A Class Density-Weighted Gain Ratio Feature Selection for Multiclass Student Engagement Classification
Keywords:
Student Engagement, Feature Selection, Class Imbalance, Machine Learning, ClassificationAbstract
Educational Data Mining (EDM) uses vast educational datasets for discovering meaningful student participation patterns and academic achievements. Developing accurate multiclass classification models remains challenging due to it difficulties caused by class imbalance issues and irrelevant as well as redundant attributes. Filter-based feature selection methods demonstrate efficiency yet prove ineffective at resolving these problems so they create biased output performance which targets majority classes specifically.

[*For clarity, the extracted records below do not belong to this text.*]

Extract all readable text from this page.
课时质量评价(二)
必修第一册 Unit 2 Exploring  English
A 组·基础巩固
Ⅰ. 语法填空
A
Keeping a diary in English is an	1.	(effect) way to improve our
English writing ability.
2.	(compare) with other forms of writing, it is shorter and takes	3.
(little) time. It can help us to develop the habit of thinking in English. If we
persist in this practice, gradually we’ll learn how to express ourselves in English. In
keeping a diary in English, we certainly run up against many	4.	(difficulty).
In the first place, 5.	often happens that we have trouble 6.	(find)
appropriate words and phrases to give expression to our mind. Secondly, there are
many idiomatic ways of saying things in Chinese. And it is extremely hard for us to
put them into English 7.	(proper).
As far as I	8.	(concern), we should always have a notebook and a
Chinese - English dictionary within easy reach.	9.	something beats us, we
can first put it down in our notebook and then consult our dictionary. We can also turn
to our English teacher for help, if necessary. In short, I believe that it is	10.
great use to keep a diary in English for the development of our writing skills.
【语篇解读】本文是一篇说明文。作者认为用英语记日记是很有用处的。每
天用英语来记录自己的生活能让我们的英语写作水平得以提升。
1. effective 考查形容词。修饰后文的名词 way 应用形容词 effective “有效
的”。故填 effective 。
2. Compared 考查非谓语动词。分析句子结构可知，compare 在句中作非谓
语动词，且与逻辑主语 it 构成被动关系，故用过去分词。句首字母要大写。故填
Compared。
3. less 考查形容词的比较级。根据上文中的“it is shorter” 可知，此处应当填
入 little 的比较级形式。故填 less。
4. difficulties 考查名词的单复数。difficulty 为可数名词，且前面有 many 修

This study introduces Equitable Gain Ratio Feature Selection (EquiGR) which utilizes k-nearest neighbors to weight the class density levels for better minority group representation. The uses of Spearman Correlation Coefficient to detect and remove both strongly related redundant features along with low-ranking ones. The evaluation of proposed EquiGR method relied on four machine learning algorithms: Random Forest (RF), Naïve Bayes (NB), Support Vector Machine (SVM) and Logistic Regression (LR) as different learning paradigms for assessment. The experimental analysis of the imbalanced dataset with AE:PE:NE class distribution = 3624:4264:1183 showed EquiGR delivered better outcomes than baseline feature selection techniques for accuracy measures alongside precision and recall and F1-score metrics. The combination of RF with EquiGR reached 92.23% accuracy and 92.48% value for the NE-class F1-score. The proposed method demonstrates effective enhancement of classification results while showing remarkable improvements for minority class predictions in educational predictive modeling scenarios.